Cornell University Sustainable Design

Sustainable Design Building

Erasing boundaries to collaborate on sustainability

One of the many features of Cornell Engineering that makes it stand out from other top-ranked colleges of engineering is the vast array of student project teams open to undergraduates. These teams are led by students and they give undergraduates hands-on experience designing, building, and testing (in competition) some very complex mechanical and technological systems.

There are currently 23 officially recognized student project teams housed in Cornell Engineering. These teams are remarkable for their autonomy, their professionalism, and their success. Many alumni of these teams attribute their early career success at least partially to the skills and lessons they learned outside of their official degree programs while members of one student project team or another.

Within the constellation of project teams at Cornell Engineering, one stands out for the diversity of both its membership and its projects. That team is called Cornell University Sustainable Design (CUSD). This year, CUSD has more than 100 members and several active projects. And while each project certainly requires some engineering expertise, CUSD is open to members from all of Cornell’s colleges. Both of the current advisors for the team, David Schneider and Sirietta Simoncini, are lecturers in Cornell’s Systems Engineering department.

A major focus of the CUSD team is making the design process for any new project one that emphasizes empathy and takes into account the needs of the end-users. This focus on making the design process responsive to user feedback is right up the alley of both CUSD advisors. David Schneider has worked for NASA and Disney and has designed competitions, educational programs, and video games in addition to technologies. Sirietta Simoncini is an architect by training who now teaches a product design class at Cornell Engineering. Her class is rooted in the ideas of Design Thinking.

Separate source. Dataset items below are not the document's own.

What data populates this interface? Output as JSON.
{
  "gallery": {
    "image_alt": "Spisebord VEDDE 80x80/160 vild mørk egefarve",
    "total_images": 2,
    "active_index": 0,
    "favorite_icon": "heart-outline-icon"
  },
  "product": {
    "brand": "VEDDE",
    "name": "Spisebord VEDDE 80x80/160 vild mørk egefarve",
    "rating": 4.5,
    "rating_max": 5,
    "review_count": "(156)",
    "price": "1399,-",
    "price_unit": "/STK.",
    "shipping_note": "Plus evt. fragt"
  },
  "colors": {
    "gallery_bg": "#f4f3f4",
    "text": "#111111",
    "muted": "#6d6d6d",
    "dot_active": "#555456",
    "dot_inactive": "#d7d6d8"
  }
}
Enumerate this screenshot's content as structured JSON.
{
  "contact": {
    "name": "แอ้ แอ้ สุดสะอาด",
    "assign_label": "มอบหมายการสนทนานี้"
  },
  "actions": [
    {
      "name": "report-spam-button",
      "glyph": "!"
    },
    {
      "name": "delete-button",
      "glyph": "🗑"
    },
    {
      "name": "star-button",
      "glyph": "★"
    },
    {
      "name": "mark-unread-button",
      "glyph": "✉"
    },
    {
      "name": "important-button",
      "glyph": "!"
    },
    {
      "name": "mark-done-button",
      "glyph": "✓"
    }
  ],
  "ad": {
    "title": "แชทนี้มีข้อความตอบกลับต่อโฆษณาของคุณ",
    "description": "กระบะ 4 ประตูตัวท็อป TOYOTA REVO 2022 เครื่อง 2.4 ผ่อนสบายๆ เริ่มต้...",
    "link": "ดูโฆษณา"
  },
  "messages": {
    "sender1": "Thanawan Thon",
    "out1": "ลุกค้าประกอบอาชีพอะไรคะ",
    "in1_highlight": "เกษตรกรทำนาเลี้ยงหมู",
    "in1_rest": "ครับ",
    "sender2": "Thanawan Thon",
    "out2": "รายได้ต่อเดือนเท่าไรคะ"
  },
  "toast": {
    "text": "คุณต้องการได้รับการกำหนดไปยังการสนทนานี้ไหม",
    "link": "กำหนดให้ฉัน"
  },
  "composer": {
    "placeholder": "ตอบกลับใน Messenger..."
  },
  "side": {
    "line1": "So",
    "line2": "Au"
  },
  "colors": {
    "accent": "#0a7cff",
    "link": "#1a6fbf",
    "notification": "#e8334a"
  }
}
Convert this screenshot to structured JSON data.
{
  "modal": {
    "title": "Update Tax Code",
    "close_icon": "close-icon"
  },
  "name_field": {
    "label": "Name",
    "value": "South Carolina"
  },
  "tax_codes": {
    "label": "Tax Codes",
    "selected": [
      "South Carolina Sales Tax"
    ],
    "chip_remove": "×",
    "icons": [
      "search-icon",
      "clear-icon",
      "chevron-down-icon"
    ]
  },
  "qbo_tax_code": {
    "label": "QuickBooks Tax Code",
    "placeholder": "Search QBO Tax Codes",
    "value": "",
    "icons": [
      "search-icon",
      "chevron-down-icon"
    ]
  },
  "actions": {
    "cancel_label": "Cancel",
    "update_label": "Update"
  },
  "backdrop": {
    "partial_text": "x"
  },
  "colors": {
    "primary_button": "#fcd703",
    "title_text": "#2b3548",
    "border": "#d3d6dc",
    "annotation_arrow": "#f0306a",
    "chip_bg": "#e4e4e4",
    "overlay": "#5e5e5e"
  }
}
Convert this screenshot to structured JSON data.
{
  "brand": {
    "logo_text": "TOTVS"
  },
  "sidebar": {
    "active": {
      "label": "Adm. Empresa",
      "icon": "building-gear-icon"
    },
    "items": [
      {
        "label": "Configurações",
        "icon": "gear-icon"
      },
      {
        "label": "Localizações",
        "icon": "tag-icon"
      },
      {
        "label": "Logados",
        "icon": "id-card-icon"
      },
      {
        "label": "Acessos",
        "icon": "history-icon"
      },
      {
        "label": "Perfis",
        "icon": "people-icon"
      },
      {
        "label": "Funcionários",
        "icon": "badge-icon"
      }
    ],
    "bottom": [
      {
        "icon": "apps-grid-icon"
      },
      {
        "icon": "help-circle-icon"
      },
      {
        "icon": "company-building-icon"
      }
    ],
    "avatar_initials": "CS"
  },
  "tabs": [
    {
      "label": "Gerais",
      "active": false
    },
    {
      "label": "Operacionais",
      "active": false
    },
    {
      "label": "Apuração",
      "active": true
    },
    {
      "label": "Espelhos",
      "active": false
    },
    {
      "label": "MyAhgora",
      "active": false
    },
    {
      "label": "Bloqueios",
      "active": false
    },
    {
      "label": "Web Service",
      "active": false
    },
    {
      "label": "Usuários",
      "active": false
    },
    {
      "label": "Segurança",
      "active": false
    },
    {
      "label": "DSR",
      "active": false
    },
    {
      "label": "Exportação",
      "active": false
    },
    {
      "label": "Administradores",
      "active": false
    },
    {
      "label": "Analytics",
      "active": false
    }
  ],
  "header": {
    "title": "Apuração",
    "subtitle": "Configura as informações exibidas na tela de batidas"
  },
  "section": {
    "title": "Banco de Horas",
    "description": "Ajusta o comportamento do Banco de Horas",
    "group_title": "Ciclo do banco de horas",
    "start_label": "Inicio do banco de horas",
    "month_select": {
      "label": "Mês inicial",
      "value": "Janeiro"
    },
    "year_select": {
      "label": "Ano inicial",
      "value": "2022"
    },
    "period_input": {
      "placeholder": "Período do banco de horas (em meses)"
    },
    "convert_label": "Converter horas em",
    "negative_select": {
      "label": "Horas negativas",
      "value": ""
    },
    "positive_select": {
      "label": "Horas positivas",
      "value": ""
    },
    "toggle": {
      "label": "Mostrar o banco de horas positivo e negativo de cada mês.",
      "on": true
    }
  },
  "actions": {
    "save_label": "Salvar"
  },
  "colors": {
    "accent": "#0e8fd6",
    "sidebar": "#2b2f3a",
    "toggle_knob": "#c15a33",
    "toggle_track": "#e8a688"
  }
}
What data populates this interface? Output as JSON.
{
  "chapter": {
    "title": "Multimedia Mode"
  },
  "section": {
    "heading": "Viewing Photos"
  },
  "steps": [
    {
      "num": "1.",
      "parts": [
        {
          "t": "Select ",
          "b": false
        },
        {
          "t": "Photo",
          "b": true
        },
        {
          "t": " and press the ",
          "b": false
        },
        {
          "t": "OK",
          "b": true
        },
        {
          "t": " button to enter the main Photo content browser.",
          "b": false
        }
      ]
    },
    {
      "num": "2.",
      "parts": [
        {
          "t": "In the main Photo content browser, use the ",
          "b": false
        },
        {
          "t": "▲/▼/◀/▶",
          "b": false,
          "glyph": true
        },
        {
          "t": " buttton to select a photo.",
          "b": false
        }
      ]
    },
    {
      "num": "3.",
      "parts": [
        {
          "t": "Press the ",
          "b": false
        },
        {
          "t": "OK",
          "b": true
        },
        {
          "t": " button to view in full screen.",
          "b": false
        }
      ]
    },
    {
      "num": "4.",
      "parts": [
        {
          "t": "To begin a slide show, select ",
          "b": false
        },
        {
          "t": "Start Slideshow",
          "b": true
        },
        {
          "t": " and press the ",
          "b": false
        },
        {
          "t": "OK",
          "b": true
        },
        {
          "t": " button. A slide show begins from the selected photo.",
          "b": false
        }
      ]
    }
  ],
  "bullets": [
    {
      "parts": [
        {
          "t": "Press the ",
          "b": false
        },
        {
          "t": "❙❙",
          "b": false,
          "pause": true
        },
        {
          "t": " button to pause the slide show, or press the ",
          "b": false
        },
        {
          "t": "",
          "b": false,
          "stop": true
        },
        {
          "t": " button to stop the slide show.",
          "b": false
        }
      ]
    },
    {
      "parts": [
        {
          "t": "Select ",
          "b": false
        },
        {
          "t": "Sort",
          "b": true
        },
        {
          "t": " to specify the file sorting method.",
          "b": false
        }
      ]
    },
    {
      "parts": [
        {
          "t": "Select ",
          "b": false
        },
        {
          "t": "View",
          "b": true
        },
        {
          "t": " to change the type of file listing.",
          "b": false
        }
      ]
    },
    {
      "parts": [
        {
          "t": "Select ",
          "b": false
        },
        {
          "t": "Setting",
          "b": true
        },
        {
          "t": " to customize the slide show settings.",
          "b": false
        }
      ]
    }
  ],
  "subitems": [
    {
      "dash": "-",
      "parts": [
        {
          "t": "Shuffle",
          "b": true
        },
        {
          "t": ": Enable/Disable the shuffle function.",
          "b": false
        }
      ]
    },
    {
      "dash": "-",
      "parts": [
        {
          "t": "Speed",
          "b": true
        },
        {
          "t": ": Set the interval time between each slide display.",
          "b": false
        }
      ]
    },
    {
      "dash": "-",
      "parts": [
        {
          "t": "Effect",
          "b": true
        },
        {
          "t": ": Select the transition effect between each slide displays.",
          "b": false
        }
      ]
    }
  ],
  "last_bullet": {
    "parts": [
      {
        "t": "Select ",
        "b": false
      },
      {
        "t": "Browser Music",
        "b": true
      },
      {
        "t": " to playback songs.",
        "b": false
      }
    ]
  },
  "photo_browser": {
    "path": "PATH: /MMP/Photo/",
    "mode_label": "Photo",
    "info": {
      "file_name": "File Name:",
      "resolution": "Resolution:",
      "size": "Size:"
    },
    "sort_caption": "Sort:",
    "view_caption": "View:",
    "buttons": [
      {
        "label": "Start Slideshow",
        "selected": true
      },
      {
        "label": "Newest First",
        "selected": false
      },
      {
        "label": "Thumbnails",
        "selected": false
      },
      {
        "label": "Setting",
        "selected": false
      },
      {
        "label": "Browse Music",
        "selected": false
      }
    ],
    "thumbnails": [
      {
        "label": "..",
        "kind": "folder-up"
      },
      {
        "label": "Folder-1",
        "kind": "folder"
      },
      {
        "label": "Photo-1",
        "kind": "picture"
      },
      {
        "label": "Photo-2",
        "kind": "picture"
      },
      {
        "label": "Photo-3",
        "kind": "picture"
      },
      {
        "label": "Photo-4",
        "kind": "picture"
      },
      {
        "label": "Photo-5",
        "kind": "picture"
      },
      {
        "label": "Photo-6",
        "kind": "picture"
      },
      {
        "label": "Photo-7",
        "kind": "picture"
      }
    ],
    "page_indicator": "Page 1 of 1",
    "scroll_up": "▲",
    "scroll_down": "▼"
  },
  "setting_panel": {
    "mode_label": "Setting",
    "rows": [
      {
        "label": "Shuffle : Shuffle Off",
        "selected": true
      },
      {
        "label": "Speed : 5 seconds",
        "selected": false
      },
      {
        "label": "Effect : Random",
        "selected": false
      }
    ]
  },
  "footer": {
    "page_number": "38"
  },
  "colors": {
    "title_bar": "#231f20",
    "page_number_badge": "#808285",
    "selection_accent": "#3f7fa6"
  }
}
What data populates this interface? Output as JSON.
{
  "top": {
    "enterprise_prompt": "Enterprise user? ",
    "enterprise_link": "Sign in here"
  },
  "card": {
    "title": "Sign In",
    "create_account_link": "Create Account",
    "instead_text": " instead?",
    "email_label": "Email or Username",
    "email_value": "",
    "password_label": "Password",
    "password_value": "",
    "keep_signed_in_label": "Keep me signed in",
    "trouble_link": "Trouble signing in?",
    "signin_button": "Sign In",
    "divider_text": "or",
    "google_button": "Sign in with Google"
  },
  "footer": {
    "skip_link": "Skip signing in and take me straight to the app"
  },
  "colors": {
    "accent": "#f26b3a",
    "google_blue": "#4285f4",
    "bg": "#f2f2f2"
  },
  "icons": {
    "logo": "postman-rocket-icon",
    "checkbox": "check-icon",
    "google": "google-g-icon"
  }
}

Joshua Glasser ’18, an Urban and Regional Studies major in the College of Architecture, Art, and Planning at Cornell, says, “collaborating with peers from all over the seven different colleges in dozens of majors has been truly extraordinary. The strong sense of community has been a bedrock of my time at the University.” Glasser is currently the project leader on CUSD’s Beebe Lake Redevelopment Project. Students in his group have analyzed Cornell’s Beebe Lake and its surroundings and they have designed a building for the lakeshore that will flow naturally with the site and change the way the entire Cornell community interacts with natural areas of the campus. The group recently presented its plan to the Cornell Facilities Office and together they are now finalizing plans to actually construct the building.

The diversity of academic departments represented by project team members is to be expected, given the philosophical underpinnings of the design approach advocated by CUSD. When started in 2009 by Jeremy Blum ’13 M. Eng. ’12 B.S. this was the group’s mission statement: “Cornell University Sustainable Design utilizes an interdisciplinary, research-based approach in design and innovation to create resilient structures in the built environment and realize a future of ecological, social, and economic sustainability.”

CUSD lived up to this mission right off the bat. Their first completed project was the design and construction of a schoolhouse in Cosmo City, South Africa in 2011. The building was designed in a second-year Cornell Architecture studio and then constructed by 30 CUSD students. The schoolhouse uses passive heating and cooling systems and is designed to be low-maintenance.

Another successful CUSD project was called Sustainable Neighborhoods Nicaragua. Initially, the team of more than 50 Cornell students designed and built a healthy, low-cost, and sustainable model home in Nagarote, Nicaragua. CUSD used local materials, a community-based design, and low-tech sustainable systems to create a model that could be easily replicated.  Their design is now being built throughout the country by a Nicaraguan nonprofit group called Sostenica.

Yodai Yasunaga ’17, a Design and Environmental Analysis major in Cornell’s College of Human Ecology, is currently serving as CUSD’s Director of Marketing and Communications. Yasunaga joined CUSD shortly after he started at Cornell. “I joined CUSD because I wanted to gain design experiences that reached beyond the classroom setting and made positive impacts on real people to solve real problems,” says Yasunaga. “Unlike typical class assignments, CUSD gives a chance for students to devote their time and efforts to make a real impact on the world.”

Other current projects through which students are hoping to make a real impact on the world are an exploration of the potential for on-site energy generation at the new Cornell Tech campus on Roosevelt Island in New York City, hands-on construction of a community building project in the town of Lansing, NY, creation of a ratings system to help consumers judge the sustainability of products, and consultation with Cornell on a University-wide action plan to achieve carbon neutrality by 2035.

CUSD shows no signs of slowing down or limiting its scope in the coming year. Marketing Director Yasunaga says, “As a group that has over 100 members and multiple complex projects, we seek talents from all different backgrounds. We value diversity in our membership to help us realize an interdisciplinary approach to our projects.” Team member Joshua Glasser concurs. “CUSD is on a constant drive to innovate. One of the biggest ways we are able to accomplish this is through a strong recruiting drive every semester. We are always looking for that next big idea from a student.”